On numerous moments like this with both his long-standing bandmates and those newer recruits, he brings each member of The E Street Band to the fore. There are no passengers here. The Boss makes sure every player gets their well-deserved dues.

Similarly, after Soozie Tyrell’s violin solo on Johnny 99, Springsteen announces, “We have got to get some more cowbell!” Percussionist Curtis King obliges with the most cowbell, and the horn section joins Bruce down at the front barrier to finish.

As the song winds down, The Boss covers his brow to shield his eyes from the sun to gaze out at the distant crowd in the RDS, hundreds of whom were probably still in purgatory struggling to pay for their €8 beers at cashless bars with no coverage for the card machines to work effectively. As a triumphant Bruce swings his guitar 360 degrees around his shoulder by the strap at the end, though, it’s almost as if he doesn’t know or care about all that nasty business.

Dusk threatens to fall when Because the Night plays through, or maybe because of it; a force of nature on stage sparking the transformation. Anyway, after dark is always when the magic happens and Bruce knows that as well as we do.
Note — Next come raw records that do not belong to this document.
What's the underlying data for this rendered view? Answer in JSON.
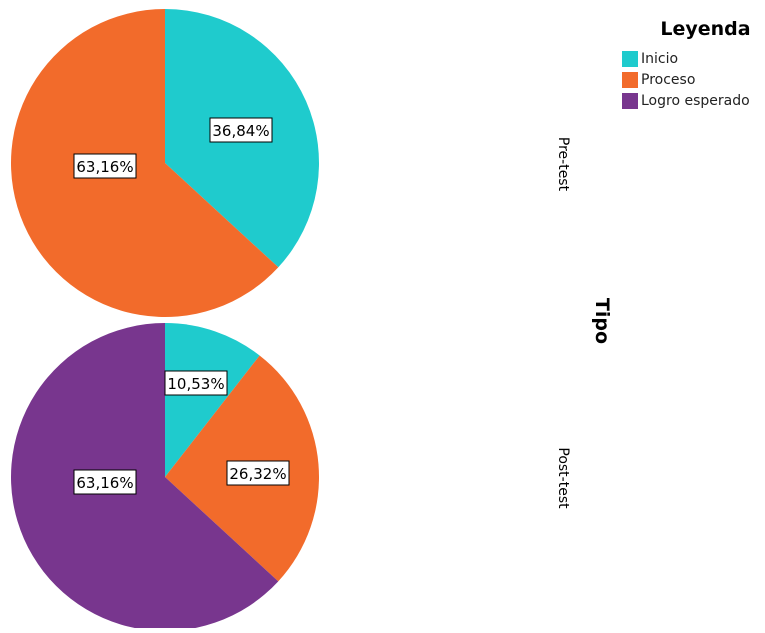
{
  "chart_data": {
    "type": "pie",
    "legend": {
      "title": "Leyenda",
      "placement": "top-right",
      "items": [
        {
          "label": "Inicio",
          "color": "#1fcbcd"
        },
        {
          "label": "Proceso",
          "color": "#f26b2b"
        },
        {
          "label": "Logro esperado",
          "color": "#78368e"
        }
      ]
    },
    "panel_axis_label": "Tipo",
    "panels": [
      {
        "label": "Pre-test",
        "slices": [
          {
            "category": "Inicio",
            "value": 36.84,
            "label": "36,84%"
          },
          {
            "category": "Proceso",
            "value": 63.16,
            "label": "63,16%"
          }
        ]
      },
      {
        "label": "Post-test",
        "slices": [
          {
            "category": "Inicio",
            "value": 10.53,
            "label": "10,53%"
          },
          {
            "category": "Proceso",
            "value": 26.32,
            "label": "26,32%"
          },
          {
            "category": "Logro esperado",
            "value": 63.16,
            "label": "63,16%"
          }
        ]
      }
    ]
  }
}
If the first half of the set is for the band, the second is for the crowd and the big screens are filled with smiling punters during the big-hitters of Born in the USA, Born to Run and Dancing in the Dark.  It’s more or less how it went down in Croker on the previous visit but it’s impossible not to get swept away in the moment.  Springsteen and Stevie van Zandt put their heads together and grin into the onstage camera, filling the screens with an infectious giddiness. “It’s time to go home!”  The crowd roars in the negative. “That settles it. Nobody wants to go home.

Tenth Avenue Freeze-Out and I’ll See You In My Dreams end the set on a more melancholic note. During the former, departed bandmates Danny Federici and Clarence Clemons are celebrated on the big screens while on the latter, the lights are turned off leaving the RDS in darkness and Springsteen onstage alone to usher the crowd into the night.

While the Croker gig was a celebration of a high-water mark in Springsteen’s career with ‘The River’ album, tonight’s show, although equally joyous, is a more reflective experience. Midway through the set, Springsteen recounts joining his first ever band with his friend George Theiss at “an explosive time in American history.” Theiss died in 2018, and the preamble and ensuing Last Man Standing evoke decades of a life in music through an emotive rumination on mortality. It’s the mark of the great showman, and Springsteen is one of the greats, to send ‘em home smiling in the crook of the reaper’s scythe.